Dişlerinin arasından öfkeyle "Ona hiçbir şey olmadı," diye tısladı. Nasıl söylediği değildi beni ilgilendiren, ne söylediğiydi. Derin bir soluğu dakikalardır nefessiz kalmışım gibi ciğerlerime doldurdum. O kadar fena şeyler hissetmiştim ki şu kısacık saniyelerde, cidden ömrümün birkaç senesine bedel gibiydi. Bana bu şekilde hissettirdiği için Semih'i pataklamayı o kadar çok isterdim ki.

"Semih... şerefsiz bizi takip ettirmiş." Sonrasında söyledikleri, daha doğrusu ettiği hakaret beni kendime getirdi. Cümlesini anlayamadım bile. Neden burada olduğu, daha birkaç dakika önce benden yardım istemesi... hiçbiri umurumda değildi. Şimdi benim de kaşlarım çatıktı. Elimi kolundan hırsla çekerken aynı anda bir adım geriye giderek aramıza mesafe koydum. Bahsi geçen mesafe sesime de yansıdı. "Doğru konuş."

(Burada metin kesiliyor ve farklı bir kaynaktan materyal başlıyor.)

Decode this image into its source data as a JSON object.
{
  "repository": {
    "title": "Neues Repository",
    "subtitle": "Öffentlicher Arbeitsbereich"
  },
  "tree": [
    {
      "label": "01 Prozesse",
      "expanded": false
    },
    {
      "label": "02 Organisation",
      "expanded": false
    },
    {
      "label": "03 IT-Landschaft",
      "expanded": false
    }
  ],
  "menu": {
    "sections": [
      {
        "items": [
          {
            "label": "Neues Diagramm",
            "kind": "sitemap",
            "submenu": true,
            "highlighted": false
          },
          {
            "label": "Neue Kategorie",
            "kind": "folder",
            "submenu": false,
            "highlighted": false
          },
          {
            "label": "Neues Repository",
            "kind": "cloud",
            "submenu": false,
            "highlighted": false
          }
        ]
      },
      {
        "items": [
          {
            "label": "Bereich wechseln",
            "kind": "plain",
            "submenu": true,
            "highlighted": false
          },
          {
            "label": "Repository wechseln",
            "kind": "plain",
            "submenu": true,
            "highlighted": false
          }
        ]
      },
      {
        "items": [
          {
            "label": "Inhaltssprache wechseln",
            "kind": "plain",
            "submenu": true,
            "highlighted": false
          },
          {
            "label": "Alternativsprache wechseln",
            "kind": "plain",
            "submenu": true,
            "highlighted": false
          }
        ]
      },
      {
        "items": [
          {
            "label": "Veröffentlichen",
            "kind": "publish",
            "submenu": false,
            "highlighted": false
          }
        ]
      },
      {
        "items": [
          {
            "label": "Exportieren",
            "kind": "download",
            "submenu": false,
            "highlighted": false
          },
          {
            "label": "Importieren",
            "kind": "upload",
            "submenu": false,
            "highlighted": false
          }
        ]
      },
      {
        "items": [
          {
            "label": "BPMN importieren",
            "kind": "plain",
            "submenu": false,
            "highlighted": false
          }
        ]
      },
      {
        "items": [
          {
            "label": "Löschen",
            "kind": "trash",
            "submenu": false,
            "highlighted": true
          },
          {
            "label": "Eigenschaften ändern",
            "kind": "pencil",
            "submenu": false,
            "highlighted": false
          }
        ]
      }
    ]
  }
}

Uyarımın onda ne kadar etkili olduğuna bakmadan devam ettim. "Ne olduğunu bana başından anlat. Daha dün akşam konuştuk, bir terslik olduğunu söylemedin."

Abim sinirle sol elini saçlarına geçirdi. Öndeki tutamı sertçe çektiğini beyazlayan parmak boğumlarıyla birlikte anladım. Sızladığına emindim ama abimin hissettiğinden emin değildim. Ayrıca şimdi fark ediyordum da, eklem yerleri soyulmuştu. Bir yere ya da birine vurmuş olabilirdi üstelik yaralar henüz yeni gibi gözüküyordu.

Hiddetle başını kaldırdı. "Ne diyeyim?" Ellerini iki yana açtı. "Ne diye hitap edeyim ona, sen söyle. Beni haftalardır takip ettiren bu da yetmezmiş gibi mahremiyeti sikip atan adama ne diyeyim?" Anlamıyordum. Bu, yüzümden de belliydi. Yine de abim beni görmüyordu. Delirmiş gibi güldü.

"Gidip doktoru tehdit etmiş, her şeyi öğrenmiş ama yetmez beyefendiye. Bir de doktordan dinlemiş." Başımdan bir kova soğuk su aşağı dokülseydi böyle irkilmez, böyle titremez, böyle üşümezdim. "Dahası ne biliyor musun? Bu bizim ilk doktor randevumuz değildi."